April 23, 2018
By Hannes Schweiger

Sorry this part has no English translation

SO  22. April 2018
Lost In Music 
PAT MARTINO TRIO
Pat Martino (g), Pat Bianchi (org), Carmen Intorre Jr. (dr)

Prinzipielle eine schöne Vorstellung bzw. ein wunderbarer Zustand sich in der Musik zu verlieren. Aber im Falle von Pat Martino bekommt jene Metapher noch eine andere Dimension. Denn wie bekannt, verlor Martino bei einer Kopfoperation vor Jahrzehnten zu mehr als zwei Drittel sein Erinnerungsvermögen, womit er gleichfalls seines musikalischen Gedächtnisses verlustig ging, und musste sich als Musiker im wahrsten Sinne neu erfinden.

Was ihm nach seinem ersten „Leben“ als Jazzgröße, spielte er doch als Twen z.B. an der Seite der großen, neudeutenden Jazzorganisten Jimmy Smith und Jack McDuff oder Stilisten wie James Moody,  John Handy, Eric Kloss, Chick Corea, Dave Holland, Jack DeJohnette sowie in eigenen Projekten mit Koryphäen wie Joe Farrell, Richard Davis oder Billy Hart, mit bewundernswerter Bravour ein zweites Mal gelang. Zum x-ten Male im Club gastierend, faszinierte er an diesem Abend grund seiner „Klangkonnex-Magie“ erneut das Publikum.
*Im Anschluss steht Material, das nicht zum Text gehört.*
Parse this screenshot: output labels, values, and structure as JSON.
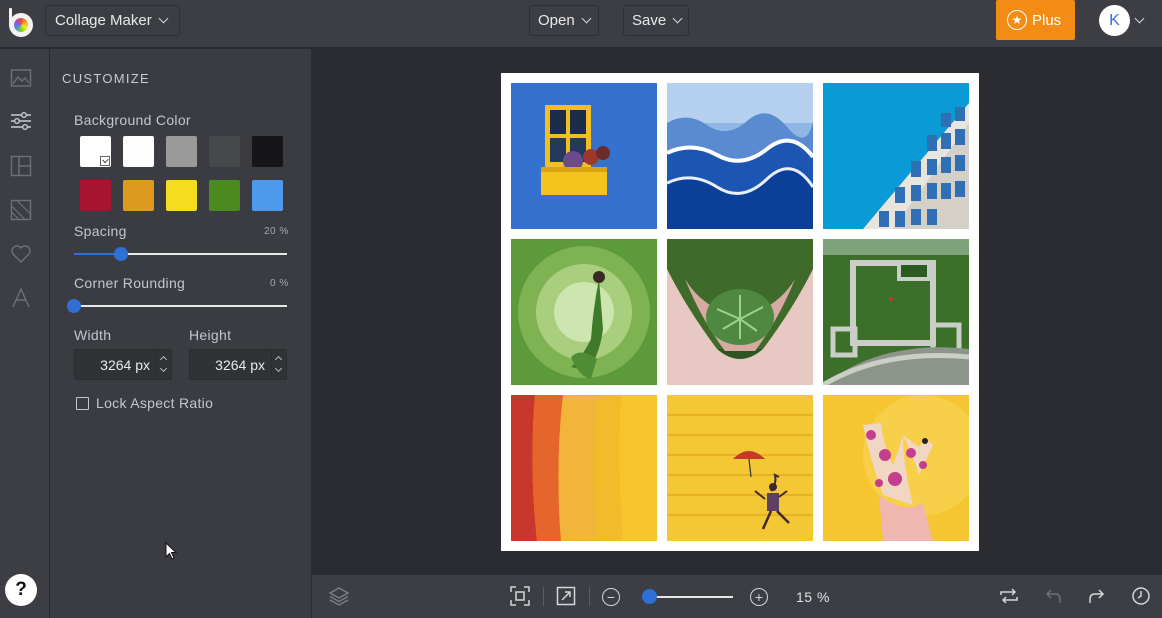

Der Gitarrist hat sich eine unverkennbar individuelle Deutung der Jazzgrundlagen zu Eigen gemacht. Er hat dem sich verpflichtet fühlenden Entwicklungsstrang beginnend mit Charlie Christian über Johnny Smith, Wes Montgomery, Jim Hall bis Georg Benson reichend mit seinem das modale Kontinuum noch weiter ausreizenden Spiel zusätzliche Möglichkeiten, die nachfolgend Einfluss ausübten, erschlossen. Seine vife Vermengung von Teilaspekten aus Rhythm ´n´ Blues, Cool Jazz und hitzigem Hard Bop überträgt Martino in einen aufgeschlossenen Konformismus, in dem ziemlich zwanglos mit Form, diese jedoch nie auflösend, im Rahmen der Jazztradition Unorthodoxes modelliert wird. Mit sozusagen zwei „goldenen Händchen“ ließ er sein Instrument, auf narrative Qualität bedacht, wahrlich singen. Die auf natürlichste Weise strömenden Single Note Lines zeugten von frappanter Improvisationskunst und melodischer Phantasie, seine Akkordbauten andererseits, die er mit ausdifferenzierter perkussiver Attack ausgestaltete, von spezifischer harmonischer Erfindungsgabe. Gleich Pinselstrichen überzog Martino mit seinen Soli eine von seinen kongenialen Partnern mit viel Esprit ausgestaltete „Klangcanvas“, die der grandiose Organist mit raffinierter, wuchtiger Akkordik, die einer Bläserphrasierung folgt, zudem umspielt in perfekter Koordination mit hinreißend swingenden Basslinien, maßgebend grundierte. Zumal  Bianchi auch rhythmisch, in tiefgreifendem Austausch mit den eloquent platzierten rhythmisierten Blockakkorden von Martino, die Energiezufuhr steuerte. Drummer Intorre war ein solidier, versierter Unterstützer, setzte jedoch keine Akzente und wirkte fallweise zu hölzern. Außerordentliche Spannungsimpulse injizierte abermals Martino mit meisterlichem Wechsel zwischen dem Spiel vor bzw. hinter dem Beat - der Intuition anvertraut. Intuition dominierte auch die stupende Interaktion innerhalb der Trias. Ein Umstand der es Martino und Bianchi ermöglichte, sich ausgewählten Fremdkompositionen wie u.a. Wayne Shorters „Footprints“ oder Sonny Rollins „Oleo“ aus gänzlich anderer harmonischer Richtung zu nähern. Originalität strahlte auch hier nach allen Seiten. Derart etabliert sich Überlieferung in  der „Present Perfect“. „Formidable“ als Titel des Abends, hätte nicht besser gewählt werden können.